Isabel Celis

The re-trial of a man accused in the 2012 kidnapping and killing of 6-year-old Isabel Celis began Wednesday morning with the prosecutor telling jurors that the defendant had written the girl’s name on a piece of paper after her killing, hid it under a rock then tied to use it years later as leverage to get out of an unrelated arrest.

After he was arrested on an unrelated burglary charge, Christopher Matthew Clements called his then-girlfriend and instructed her to look for the paper.

”He folded it up, he put it into a plastic baggie, and he hid it under a rock in his front yard,” Deputy Pima County Attorney Tracy Miller told jurors Wednesday during opening statements. “And so, when he was in jail in 2017, he called (his girlfriend at the time) and said, ‘can you go to the front yard, look under this rock, and you’re going to find a piece of paper. Call the FBI and tell them I know where she is.’ “

Clements, 42, is charged with kidnapping, first-degree murder and burglary in connection with the killing of Celis. After a 10-day trial in Pima County Superior Court last year, jurors were unable to reach a verdict, and a mistrial was declared last March.

Four weeks have been set aside for the retrial.

Clements is a convicted sex offender with a long criminal record and is already serving a life sentence in the killing of 13-year-old Maribel Gonzales, who disappeared in June 2014 while walking to a friend’s house. However, jurors in this trial will not be told about Clements’ conviction.

Eric Kessler, Clements’ attorney, implicated Sergio Celis in the disappearance of his daughter.

Kessler told jurors that during the initial investigation detectives could not find any evidence of a struggle nor an “overt crime scene.” Specially trained dogs from the FBI were brought in, Kessler said, but they couldn’t find any trace of an intruder being in the Celis home, so the investigation “centered on Sergio.”

Kessler said one of the girls’ brother was up as late as the timeframe given for the girl’s disappearance and the despite there being several dogs in the Celis home that barked “incessantly,” Sergio Celis told investigators he “didn’t hear anything in the house.” Kessler also pointed out that girl’s window makes a “tremendous screech” when opened, raising doubt that was the way Isabel Celis was taken from her home.

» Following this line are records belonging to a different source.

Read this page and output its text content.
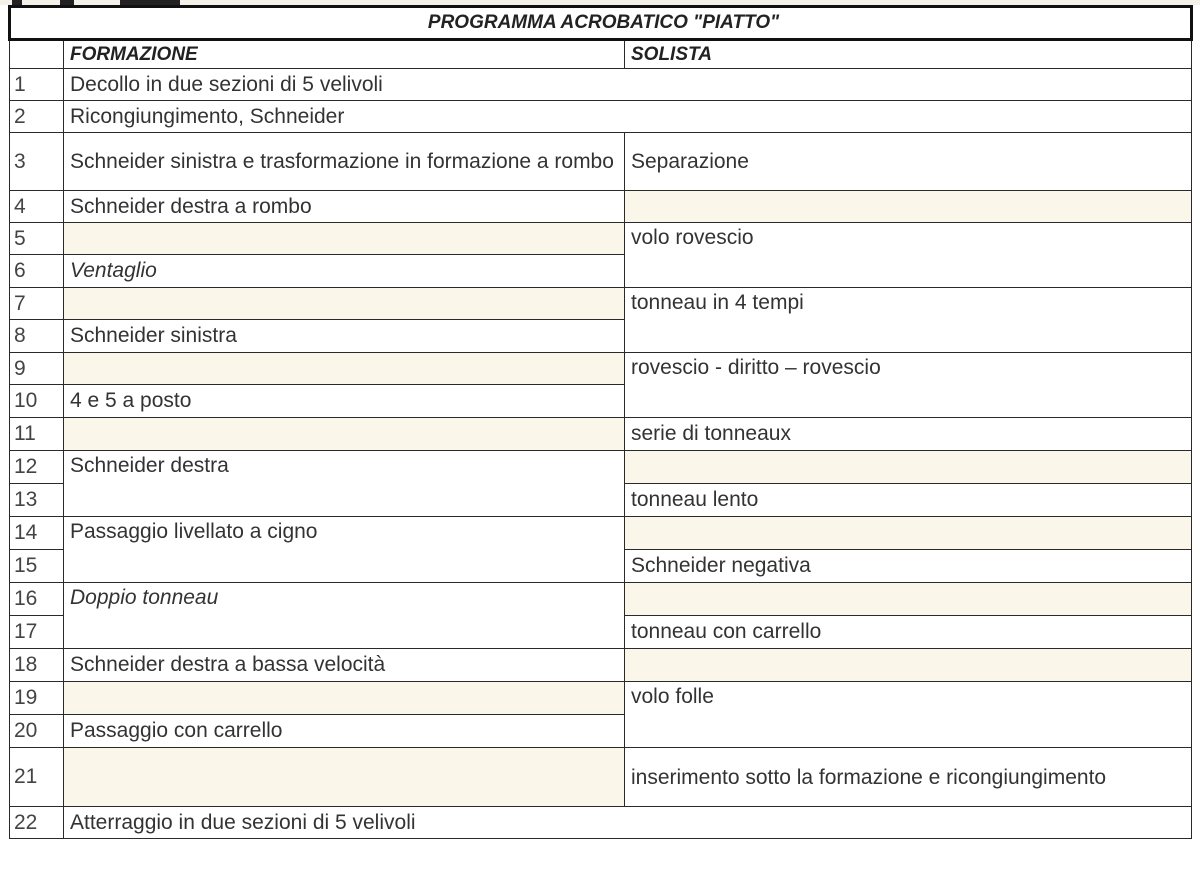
PROGRAMMA ACROBATICO "PIATTO"		
	FORMAZIONE	SOLISTA
1	Decollo in due sezioni di 5 velivoli	
2	Ricongiungimento, Schneider	
3	Schneider sinistra e trasformazione in formazione a rombo	Separazione
4	Schneider destra a rombo	
5		volo rovescio
6	Ventaglio	
7		tonneau in 4 tempi
8	Schneider sinistra	
9		rovescio - diritto – rovescio
10	4 e 5 a posto	
11		serie di tonneaux
12	Schneider destra	
13		tonneau lento
14	Passaggio livellato a cigno	
15		Schneider negativa
16	Doppio tonneau	
17		tonneau con carrello
18	Schneider destra a bassa velocità	
19		volo folle
20	Passaggio con carrello	
21		inserimento sotto la formazione e ricongiungimento
22	Atterraggio in due sezioni di 5 velivoli	
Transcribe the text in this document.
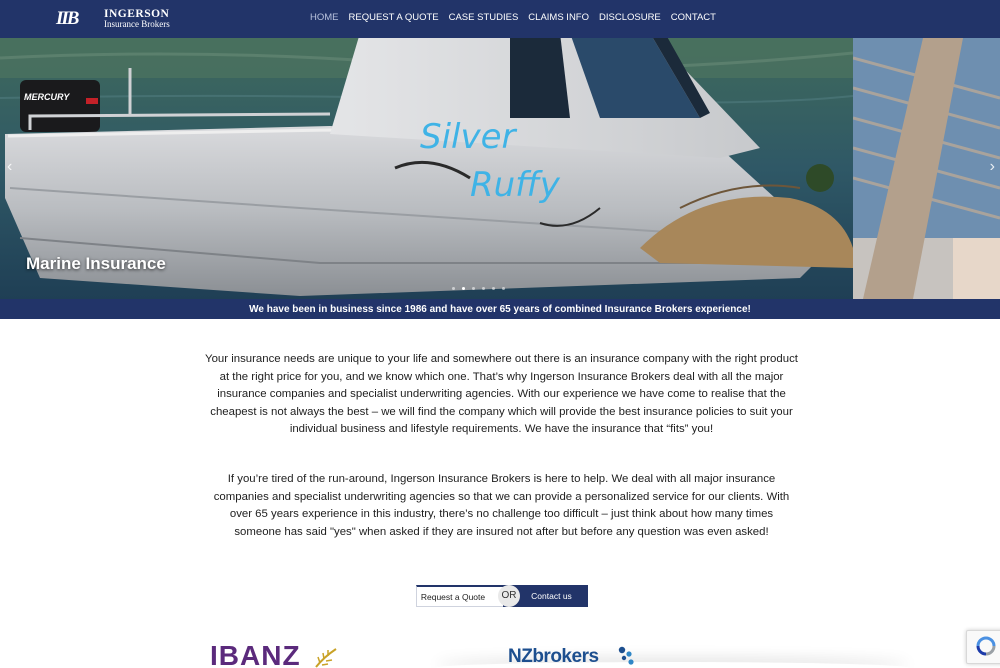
IIB INGERSON
Insurance Brokers
HOME	REQUEST A QUOTE	CASE STUDIES	CLAIMS INFO	DISCLOSURE	CONTACT
MERCURY
Silver
Ruffy
Marine Insurance
‹	›
We have been in business since 1986 and have over 65 years of combined Insurance Brokers experience!

Your insurance needs are unique to your life and somewhere out there is an insurance company with the right product at the right price for you, and we know which one. That’s why Ingerson Insurance Brokers deal with all the major insurance companies and specialist underwriting agencies. With our experience we have come to realise that the cheapest is not always the best – we will find the company which will provide the best insurance policies to suit your individual business and lifestyle requirements. We have the insurance that “fits” you!

If you’re tired of the run-around, Ingerson Insurance Brokers is here to help. We deal with all major insurance companies and specialist underwriting agencies so that we can provide a personalized service for our clients. With over 65 years experience in this industry, there’s no challenge too difficult – just think about how many times someone has said "yes" when asked if they are insured not after but before any question was even asked!

Request a Quote	Contact us
OR
IBANZ	NZbrokers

”Even Sergio, the father, wasn’t confident, in fact I think he said it was ‘unlikely’ that anyone came in through Isabel’s window, took her, and removed her out that window,” Kessler said. “(Sergio thought) it was more likely someone came through the front door of the house ... In order to get from Isabel’s bedroom to the front door, Isabel and anyone who was with her, would have to have walked by a sleeping Sergio.”

Detectives discovered messages on the walls of Isabel’s closet in her handwriting, including “I don’t like Dad” and “Dad’s bad,” Kessler said, and that there was no evidence of any kind of struggle and no evidence that anybody forcibly took Isabel from the home, Kessler told jurors.

At the time Isabel Celis vanished, investigators at the time were unable to find fingerprints off the window screen, Miller said, nor was there any DNA inside her room “that they could detect.” However, there were drops of Isabel’s blood on her bedroom floor, between her bed and the window, Miller told the jury.

About one month after Isabel’s disappearance, police “canvassed” the surrounding neighborhood. Clements, who lived nearby, was one of the people interviewed by police. Shortly after this interaction, Clements took a trip to Hawaii, the prosecution said.

About five years later, in 2017, Clements led investigators to the desert area northwest of Tucson where the remains of both girls were eventually found.

At the time, Clements told investigators he simply knew the location of the remains of Isabel Celis but had nothing to do with the killing.

Miller told jurors that Clements’ cell phone “hit off of a cell tower” in the area where Celis’ remains were found, shortly after her disappearance. That information made it able to determine Clements was in the “general area” of where Celis was found and that she noted that Clements changed his cell phone number “in the days after” her abduction.

Miller said that in 2017 investigators also looked through Clements and his girlfriend’s electronic devices.

”This defendant made queries for Isabel Celis over the years,” Miller said to jurors. Some web searched pulled from Clements’ devices included “Isabel Celis sexy,” and “trace evidence found on body,” Miller said.